Un artículo de Josep Maria Espinàs contaba que cuando cerraba una tienda en su barrio, pasado un tiempo le resultaba muy difícil recordar qué tipo de negocio había antes. Hace un año, un comerciante de mi barrio me contó, en un tono trascendente y alarmado, que la crisis de locales comerciales era terrible y que la si­tuación era tan mala que “hay locales que no ­volverán a abrir nunca más”. Los que somos catastrofistas tenemos un problema si nos tropezamos con alguien más catastrofista que nosotros. Quizás por eso, pensé que no había para tanto. Pero mi vecino tenía razón.
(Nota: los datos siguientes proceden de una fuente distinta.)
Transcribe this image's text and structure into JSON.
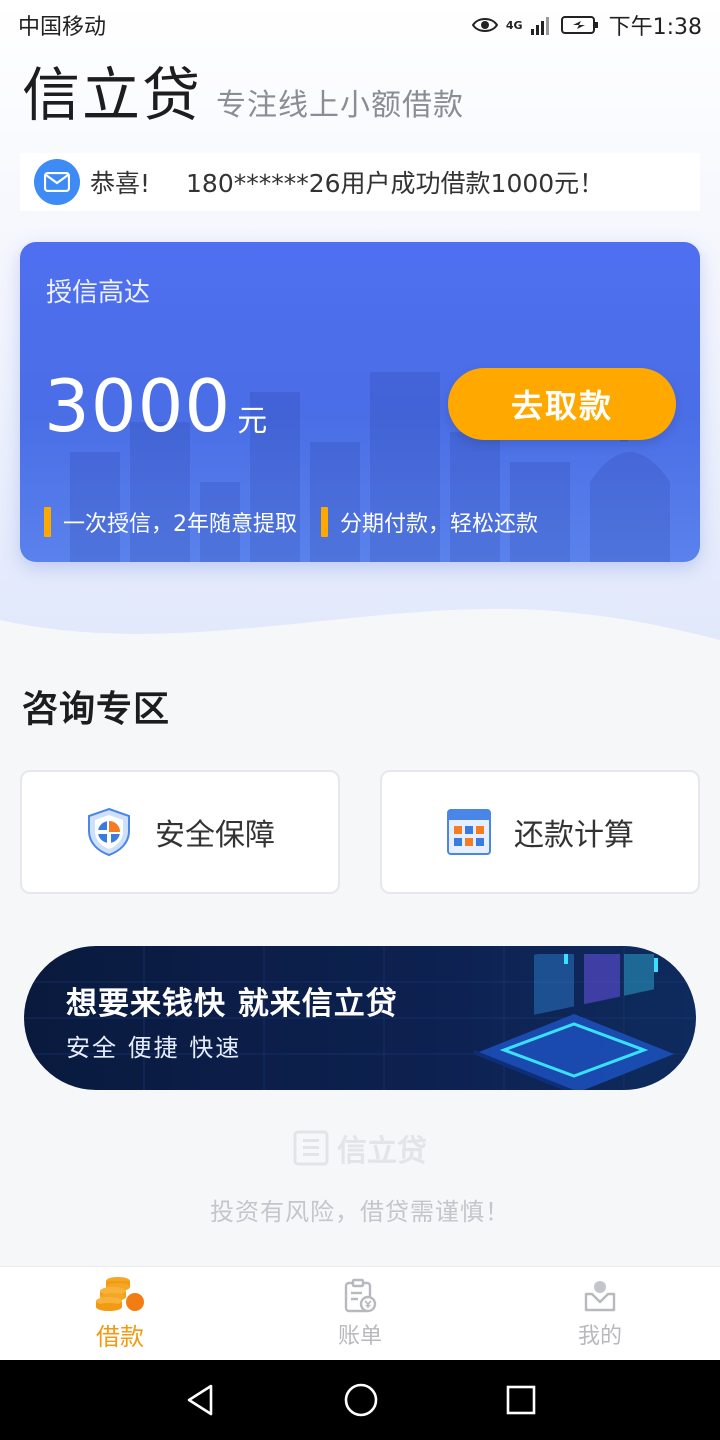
{
  "status_bar": {
    "carrier": "中国移动",
    "network": "4G",
    "time": "下午1:38"
  },
  "header": {
    "app_name": "信立贷",
    "slogan": "专注线上小额借款"
  },
  "notice": {
    "title": "恭喜!",
    "message": "180******26用户成功借款1000元！"
  },
  "credit_card": {
    "label": "授信高达",
    "amount": "3000",
    "unit": "元",
    "button": "去取款",
    "features": [
      "一次授信，2年随意提取",
      "分期付款，轻松还款"
    ]
  },
  "consult": {
    "title": "咨询专区",
    "tiles": [
      {
        "label": "安全保障",
        "icon": "shield-icon"
      },
      {
        "label": "还款计算",
        "icon": "calculator-icon"
      }
    ]
  },
  "banner": {
    "title": "想要来钱快 就来信立贷",
    "subtitle": "安全 便捷 快速"
  },
  "footer": {
    "brand": "信立贷",
    "note": "投资有风险，借贷需谨慎！"
  },
  "tabbar": {
    "items": [
      {
        "label": "借款",
        "icon": "coins-icon",
        "active": true
      },
      {
        "label": "账单",
        "icon": "bill-icon",
        "active": false
      },
      {
        "label": "我的",
        "icon": "profile-icon",
        "active": false
      }
    ]
  },
  "colors": {
    "primary": "#4f6ff0",
    "accent": "#ffa800",
    "active_tab": "#f29b12"
  }
}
Si trazo una circunferencia situando el centro en mi casa con un diámetro de setenta metros, contabi­lizo hasta ocho (8) locales con la persiana ba­jada y un cartel de “En alquiler” o “Disponible” y otro que, con más aspiraciones, está direc­tamente “En venta”. Y, como pronosticaba Espinàs, ya no me acuerdo de qué había antes en la mitad de tiendas, sólo el colmado de los gemelos pakistaníes, que desaparecieron sin ­dejar rastro, la oficina de un banco que ahora sirve de superficie para grafiteros compulsivos y la droguería-perfumería en la que compraba el desodorante y el suavizante. El resto me hacen especular retrospectivamente sobre pequeñas tiendas de ropa, siempre vacías, con encargadas melancólicas que salían a fumar o que se pasaban las horas mirando la pantalla del móvil, o espacios minúsculos, a medio camino entre el bazar y el mercadillo.

Y no estoy hablando de un barrio amenazado por tragedias urbanísticas ni de un polígono de narcopisos sino de una zona acomodada de eso que, con discutible ironía, alguien bau­tizó como Upper Diagonal. Que uno de los locales que ha cerrado sea una asesoría inmo­biliaria confirma que el vaticinio de crisis irrecuperable está justificado y que la euforia institucional de aquella nefasta campaña –“Barcelona: la mejor tienda del mundo”– era una broma macabra, puro cinismo al servicio de una realidad que, con respecto al comercio y a la vivienda, no ha hecho más que empeorar. En el caso de la droguería-perfumería, los propietarios tuvieron la buena idea de prevenir a sus clientes y, dos meses antes de cerrar, pusieron un cartel en el escaparate en el que explicaban que se jubilaban. Me pareció un detalle interesante, un modo de desmarcarse de las causas de muerte poco naturales de otros ­comercios. Aunque también entiendo a los comerciantes que cierran de manera casi clandestina, de un día para otro, como si se avergonzaran de haber fracasado o no haber sabido conectar con la clientela potencial del barrio. Tampoco sé si los letreros de “Gran liqui­dación” o de “Últimos días” que decoran dos tiendas de ropa son el diagnóstico de una agonía inminente. Y si, más allá de los locales, amplío el perímetro hasta los ciento cincuenta metros, contabilizo hasta seis personas que llevan meses durmiendo en la calle. Y después todavía hay políticos y expertos que se empeñan en intentar convencernos de que la economía ha mejorado.